Part 2, Chapter 9 Summary: “Bee”

Inside, Bee tells Theo that the man whose name he mentioned was in the house. Theo wonders how they could not have known and asks Bee why she told him. She says she knew he would believe her, but Calla wouldn’t, given her reluctance to consider anything outside Pastoral.

Part 2 Analysis

The shift from Travis’s narrative in Part 1 to the alternating first-person perspectives of Theo, Calla, and Bee in Part 2 is abrupt. Ernshaw does not provide context about each individual or their role in Pastoral until those details arise through action. The narrative mirrors the disorienting experience of arriving in Pastoral. The narrative shift also echoes the sudden change between society and the isolated community. Ernshaw characterizes each person through how they experience the world around them, from their own perspective, as opposed to using third-person descriptors. The use of multiple first-person perspectives has two effects. First, it facilitates the novel’s experiential quality and its twist. Because none of the three protagonists know what is going on in Pastoral, discoveries and clues are made known only when individual characters discover them. This enhances the sense of mystery and complicates the plot. Second, it creates a choral voice in which several characters are equally important to the narrative’s progression. This enhances the novel’s emphasis on community and the positive and negative effects of communal living on individuals’ mindsets. Ernshaw therefore uses the novel’s perspective to explore the theme of the Ideal Versus Reality of Off-Grid Existence.
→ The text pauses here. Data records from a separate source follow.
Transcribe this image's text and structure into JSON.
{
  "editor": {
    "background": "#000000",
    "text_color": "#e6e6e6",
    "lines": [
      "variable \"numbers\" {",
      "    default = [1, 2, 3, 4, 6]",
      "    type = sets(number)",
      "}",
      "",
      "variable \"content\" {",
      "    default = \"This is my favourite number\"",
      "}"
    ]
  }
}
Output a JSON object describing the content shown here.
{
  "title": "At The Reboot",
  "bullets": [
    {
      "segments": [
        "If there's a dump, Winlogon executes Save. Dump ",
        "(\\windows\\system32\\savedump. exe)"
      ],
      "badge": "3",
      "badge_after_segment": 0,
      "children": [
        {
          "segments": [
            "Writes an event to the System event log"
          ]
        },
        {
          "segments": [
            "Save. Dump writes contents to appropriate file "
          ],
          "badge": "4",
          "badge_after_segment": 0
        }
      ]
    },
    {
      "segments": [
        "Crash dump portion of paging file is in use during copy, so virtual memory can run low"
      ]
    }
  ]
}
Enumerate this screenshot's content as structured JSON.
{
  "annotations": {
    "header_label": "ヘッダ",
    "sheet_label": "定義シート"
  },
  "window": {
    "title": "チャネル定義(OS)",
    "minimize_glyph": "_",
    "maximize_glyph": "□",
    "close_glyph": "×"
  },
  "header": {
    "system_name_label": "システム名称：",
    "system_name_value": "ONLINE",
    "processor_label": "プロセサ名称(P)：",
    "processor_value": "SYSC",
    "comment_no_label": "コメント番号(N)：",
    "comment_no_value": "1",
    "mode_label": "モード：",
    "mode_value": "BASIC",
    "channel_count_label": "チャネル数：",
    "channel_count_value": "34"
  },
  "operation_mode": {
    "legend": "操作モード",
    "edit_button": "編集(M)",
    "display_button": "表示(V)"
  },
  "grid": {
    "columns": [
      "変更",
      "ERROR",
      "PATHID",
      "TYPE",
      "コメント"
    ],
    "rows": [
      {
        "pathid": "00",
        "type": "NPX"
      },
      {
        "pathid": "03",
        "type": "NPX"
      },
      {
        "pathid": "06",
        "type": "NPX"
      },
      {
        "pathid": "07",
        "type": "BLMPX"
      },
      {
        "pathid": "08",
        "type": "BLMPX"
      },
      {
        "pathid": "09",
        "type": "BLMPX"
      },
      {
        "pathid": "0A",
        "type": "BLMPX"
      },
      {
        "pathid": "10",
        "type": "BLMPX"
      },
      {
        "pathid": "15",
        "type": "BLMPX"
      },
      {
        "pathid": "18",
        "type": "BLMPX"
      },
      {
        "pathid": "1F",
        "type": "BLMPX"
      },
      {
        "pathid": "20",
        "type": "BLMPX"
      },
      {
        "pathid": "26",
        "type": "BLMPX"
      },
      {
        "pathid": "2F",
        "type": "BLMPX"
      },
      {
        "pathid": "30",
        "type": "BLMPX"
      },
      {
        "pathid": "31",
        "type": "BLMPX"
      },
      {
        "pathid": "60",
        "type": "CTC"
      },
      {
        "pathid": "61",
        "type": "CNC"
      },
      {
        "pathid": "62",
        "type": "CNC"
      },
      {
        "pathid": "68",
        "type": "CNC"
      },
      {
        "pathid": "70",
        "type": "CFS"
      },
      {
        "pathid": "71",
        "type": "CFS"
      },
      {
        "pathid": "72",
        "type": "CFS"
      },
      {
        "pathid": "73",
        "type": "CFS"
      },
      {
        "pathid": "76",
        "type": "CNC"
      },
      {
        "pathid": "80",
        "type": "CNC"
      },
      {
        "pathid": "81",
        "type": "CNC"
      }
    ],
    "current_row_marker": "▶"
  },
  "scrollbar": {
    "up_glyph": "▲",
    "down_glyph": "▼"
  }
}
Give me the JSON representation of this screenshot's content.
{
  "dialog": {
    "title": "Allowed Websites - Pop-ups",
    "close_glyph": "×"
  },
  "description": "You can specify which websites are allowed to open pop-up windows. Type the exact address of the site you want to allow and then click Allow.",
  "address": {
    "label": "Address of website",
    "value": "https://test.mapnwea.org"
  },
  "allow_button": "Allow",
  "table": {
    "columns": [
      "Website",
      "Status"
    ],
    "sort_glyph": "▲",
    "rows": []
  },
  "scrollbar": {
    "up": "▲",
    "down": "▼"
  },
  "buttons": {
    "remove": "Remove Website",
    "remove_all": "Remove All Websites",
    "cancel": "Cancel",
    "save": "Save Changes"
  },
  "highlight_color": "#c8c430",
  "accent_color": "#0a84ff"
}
Ernshaw creates both contrasts and commonalities through the different perspectives. Each character has a distinct voice, and Ernshaw gradually characterizes their different ways of viewing the world. However, consistency is created between them in the prose as Ernshaw includes patterns in phrasing that repeat from one chapter to the next despite the shifting perspective. For example, the first “Theo” chapter ends with the statement, “My wife is a liar” (47); the following “Calla” chapter begins with the sentence, “My sister is a nocturnal creature” (49); and the subsequent “Bee” chapter opens with “My sister is afraid of the dark” (55). In this, Ernshaw uses prose to suggest similar ways of thinking and speaking among members of a community, particularly between family members.

In this section of the novel, Ernshaw also introduces the theme of The Insidious Nature of Deceit. For example, Theo thinks the following about his wife: “She loves me, I know. But she’s also keeping something from me—secrets under her fingernails. Deceit in the creases of her eyelids. My wife is a liar” (47). This passage implies the intimate nature of deceit in a romantic partnership. Ernshaw particularly emphasizes the contrast between marriage and deceit in the short, emphatic final sentence, paralleling two concepts that usually carry opposing connotations: “wife” and “liar.” Through the inclusion of physical details, Ernshaw also confuses the lines between the concepts’ stereotypically positive and negative roles, uniting unassuming bodily details like fingernails and eyelid creases—things only a partner or other close acquaintance might see regularly—with the concept of lies and disconnect. This adds an element of unreliability to each character’s perspective, adding to the novel’s overall sense of mystery.